The novelization of true events is a problematic task, even when preceded, as was done in this case, with an author’s note disclaimer that “(a)ll dialogue and journal writings are imagined.” Given the amount of the text that is given over to such imagined entities, the imaginary content seriously overtakes the factual, and I couldn’t help but think, after closing the cover on the final pages of the book, that this was a case of a strong magazine article being teased out to book length, and doing a disservice to the story in the process.

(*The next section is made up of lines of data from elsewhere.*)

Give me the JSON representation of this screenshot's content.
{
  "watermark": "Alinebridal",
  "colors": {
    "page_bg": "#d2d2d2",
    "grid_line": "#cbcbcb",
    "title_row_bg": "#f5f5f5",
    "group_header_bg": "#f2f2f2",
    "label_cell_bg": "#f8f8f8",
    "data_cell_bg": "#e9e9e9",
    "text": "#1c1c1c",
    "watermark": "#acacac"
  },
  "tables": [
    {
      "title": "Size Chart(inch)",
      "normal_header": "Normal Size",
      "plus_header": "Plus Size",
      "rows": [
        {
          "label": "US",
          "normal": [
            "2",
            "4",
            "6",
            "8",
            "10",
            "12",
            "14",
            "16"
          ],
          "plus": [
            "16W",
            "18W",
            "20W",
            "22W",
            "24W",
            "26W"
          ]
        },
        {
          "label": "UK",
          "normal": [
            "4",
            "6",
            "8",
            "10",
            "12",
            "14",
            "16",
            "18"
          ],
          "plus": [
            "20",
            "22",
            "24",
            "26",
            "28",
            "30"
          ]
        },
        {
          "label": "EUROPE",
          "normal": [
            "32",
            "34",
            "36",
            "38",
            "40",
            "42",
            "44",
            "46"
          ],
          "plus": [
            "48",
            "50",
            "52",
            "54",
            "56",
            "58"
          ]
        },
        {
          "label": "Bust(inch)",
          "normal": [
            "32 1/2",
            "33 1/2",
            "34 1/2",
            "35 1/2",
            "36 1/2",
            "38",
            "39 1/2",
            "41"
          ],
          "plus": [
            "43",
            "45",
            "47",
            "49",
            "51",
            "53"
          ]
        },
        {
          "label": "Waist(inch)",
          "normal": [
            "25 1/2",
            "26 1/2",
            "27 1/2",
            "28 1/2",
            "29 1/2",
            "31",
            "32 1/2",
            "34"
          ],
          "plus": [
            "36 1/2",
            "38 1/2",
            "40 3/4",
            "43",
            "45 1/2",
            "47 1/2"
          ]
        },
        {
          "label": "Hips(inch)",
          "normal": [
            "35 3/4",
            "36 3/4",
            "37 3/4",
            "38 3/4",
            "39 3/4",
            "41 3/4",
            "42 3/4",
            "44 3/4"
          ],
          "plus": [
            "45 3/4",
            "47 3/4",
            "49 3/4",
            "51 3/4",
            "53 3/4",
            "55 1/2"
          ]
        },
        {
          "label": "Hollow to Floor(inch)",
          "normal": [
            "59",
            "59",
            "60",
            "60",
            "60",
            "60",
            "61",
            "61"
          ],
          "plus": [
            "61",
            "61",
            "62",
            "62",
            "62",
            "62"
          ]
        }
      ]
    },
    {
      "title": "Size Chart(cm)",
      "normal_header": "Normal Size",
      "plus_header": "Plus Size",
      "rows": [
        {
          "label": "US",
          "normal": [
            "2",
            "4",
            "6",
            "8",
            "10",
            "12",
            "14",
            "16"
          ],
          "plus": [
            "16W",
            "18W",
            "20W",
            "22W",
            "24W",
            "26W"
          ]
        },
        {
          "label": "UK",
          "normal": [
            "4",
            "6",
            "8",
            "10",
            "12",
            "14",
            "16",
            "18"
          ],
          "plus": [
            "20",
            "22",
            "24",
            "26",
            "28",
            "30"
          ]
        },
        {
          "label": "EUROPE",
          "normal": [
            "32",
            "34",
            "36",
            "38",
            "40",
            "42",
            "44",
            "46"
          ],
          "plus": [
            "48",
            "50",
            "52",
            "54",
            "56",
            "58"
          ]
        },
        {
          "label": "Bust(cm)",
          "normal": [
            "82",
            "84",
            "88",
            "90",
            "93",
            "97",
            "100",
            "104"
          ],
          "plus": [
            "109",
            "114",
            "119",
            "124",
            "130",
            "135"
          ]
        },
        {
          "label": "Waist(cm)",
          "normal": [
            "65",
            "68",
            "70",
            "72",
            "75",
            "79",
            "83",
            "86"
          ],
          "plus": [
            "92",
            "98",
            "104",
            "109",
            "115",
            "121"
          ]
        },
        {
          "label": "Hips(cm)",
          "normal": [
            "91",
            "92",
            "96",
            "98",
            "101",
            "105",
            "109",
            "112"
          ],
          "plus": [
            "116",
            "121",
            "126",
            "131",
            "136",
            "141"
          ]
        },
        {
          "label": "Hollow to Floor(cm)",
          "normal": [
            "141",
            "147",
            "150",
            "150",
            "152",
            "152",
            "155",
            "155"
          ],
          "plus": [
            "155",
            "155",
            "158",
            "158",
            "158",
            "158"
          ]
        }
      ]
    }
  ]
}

I found the book’s structure problematic, opening as it did with a clinical—and not for the squeamish—description of Marion’s injuries from the two bullets that took her life; even more problematic were the subsequent random meanderings of the narrative voice between a variety of points-of-view: the police investigating the crime; Marion’s father, as he attempts to deal with the loss of both his wife and daughter at one stroke; Marion’s best friend, Frances “Fritz” Laval; and the perpetrators of the murders. The constantly changing voice was confusing, and made it difficult to keep track of both events and characters—some of whom, it turns out, were fabricated from the whole cloth by the author.

Given the fact that the publisher, South Limestone Books, is an imprint of the University of Kentucky Press, I was also surprised by instances of clumsy phrasing and sentence structure which an attentive and competent copy editor would have caught and corrected. Such matters detract from the overall impression of a book, more so perhaps for technically savvy readers than for others, but they can be like little trip-stones that interrupt one’s reading by interjecting a jarring sense of discord into the flow of the story.

I will stop short of a full dismissal of this book, but I cannot, in conscience, give it a strong recommendation. Marion Miley’s life and tragic death is a story that was worth the telling, and it’s unfortunate that this effort falls so far short of what the story of her life deserved, because given its relatively minor status in the larger scheme of the events of the time, even within the confines of the game of golf, it is unlikely that there will be another attempt.